Sudanese register for first vote in 24 years

KHARTOUM (AFP) – Due to be held in April, the ballot comes at a crucial time for Sudan.
The president faces an international arrest warrant for alleged crimes in the troubled western region of Darfur and tensions remain between the Khartoum government and the semi-autonomous, mostly Christian south, despite a peace deal struck in 2005 to end a 22-year civil war.
“Voter registration has started across Sudan,” the head of the elections commission, Al-Hadi Mohammed Ahmed, told AFP.
Sudanese voters have a month to register for the polls and the authorities have set up both fixed and mobile registration centres across Africa’s largest country.

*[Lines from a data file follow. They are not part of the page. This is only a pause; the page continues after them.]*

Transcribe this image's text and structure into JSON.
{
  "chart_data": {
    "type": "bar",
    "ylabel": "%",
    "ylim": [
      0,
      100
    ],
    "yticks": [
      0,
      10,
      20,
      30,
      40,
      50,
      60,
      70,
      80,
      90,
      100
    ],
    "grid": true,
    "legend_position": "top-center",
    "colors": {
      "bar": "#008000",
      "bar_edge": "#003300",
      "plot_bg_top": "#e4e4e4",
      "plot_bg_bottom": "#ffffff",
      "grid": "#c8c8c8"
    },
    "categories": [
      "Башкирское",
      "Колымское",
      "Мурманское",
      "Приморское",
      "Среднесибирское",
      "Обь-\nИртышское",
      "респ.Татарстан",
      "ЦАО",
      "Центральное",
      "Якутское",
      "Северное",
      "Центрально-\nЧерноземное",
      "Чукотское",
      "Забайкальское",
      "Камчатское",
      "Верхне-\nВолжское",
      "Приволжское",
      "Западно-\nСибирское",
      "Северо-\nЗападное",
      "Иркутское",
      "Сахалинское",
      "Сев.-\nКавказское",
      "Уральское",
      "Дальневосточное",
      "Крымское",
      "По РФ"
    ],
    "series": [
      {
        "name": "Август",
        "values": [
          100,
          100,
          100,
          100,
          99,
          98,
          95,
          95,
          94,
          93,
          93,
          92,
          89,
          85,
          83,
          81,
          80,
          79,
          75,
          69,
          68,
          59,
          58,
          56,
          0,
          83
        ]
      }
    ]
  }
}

“We have set up a calendar (to reach remote areas) and village (tribal) chiefs are aware” of the registration, said Ahmed.
But Western experts have voiced concern that authorities will be unable to reach remote areas of Sudan, where some 19 to 20 million people from a 39-million-strong population are eligible to vote.
“The election commission may have some difficulties to move materials to very remote locations,” a UN source said on condition of anonymity.
“One of the differences between previous elections and these is that each individual will have to show up in person in order to be included in the voter register.”
Aly Verjee, of the US non-governmental Carter Centre which monitors elections, agreed: “It is a challenge to register 20 million people in one month … In Darfur there is a combination of security and logistical issues.”
Few people were out Sunday on the streets of Khartoum and in Juba, the capital of the semi-autonomous south, but in both cities residents said they planned to register for the April 2010 election.
Juba also celebrated the launch of registration on Saturday with a concert and marches through the town, with people lining streets, clapping, cheering and waving election leaflets.
“We are happy because this is the start of the elections,” said 25-year-old William Deng, who drives a motorbike taxi.
“I will go register in the week because today is the day of rest,” said Mary Lago, a secretary on her way to Sunday mass.
Khartoum housewife Musaid Yussef carried her baby to a registration office in a working-class district. “I am Sudanese and I want to exercise my right to vote,” she said.
Ali Abdel Galil Omar said he was given a “plastic, numbered voter registration card,” which he was told to submit in April when he casts his ballot.
US special Sudan envoy Scott Gration, who is visiting the country for talks with officials on key issues ahead of the vote, on Sunday urged people to register for the elections.
“As the president (of the semi-autonomous south Salva Kiir) said, we urge you to register to vote, to express your will, to do this in peace and for peace,” Gration said in Juba.
The general elections will be the first in Sudan since 1986, three years before President Omar al-Beshir toppled a democratically elected government in a bloodless military coup, and the fifth since independence in 1956.
The research institute Rift Valley said the aim of the registration drive was to reach 70 percent of the eligible electorate, raising the tally from the 50-percent registration rate of 1986.
Beshir, who has been facing since March an arrest warrant from the International Criminal Court for alleged war crimes in Darfur, has pledged free and fair elections.
But former rebels of the Sudan People’s Liberation Movement (SPLM), who now share a unity government with Beshir’s National Congress Party (NCP), and other opposition parties have threatened a boycott.
The factions are demanding an “amendment of all laws related to freedoms and democratic transformation” by November 30 to bring them into line with Sudan’s interim constitution.
In 2005, after 22 years of north-south civil war that saw largely Christian and animist rebels pitted against the Khartoum government, the SPLM and the NCP signed a Comprehensive Peace Agreement.
The deal stipulated that Sudan will organise general elections in July this year but they were pushed back to April 2010, and also called for a referendum in January 2011 on self-determination for the south.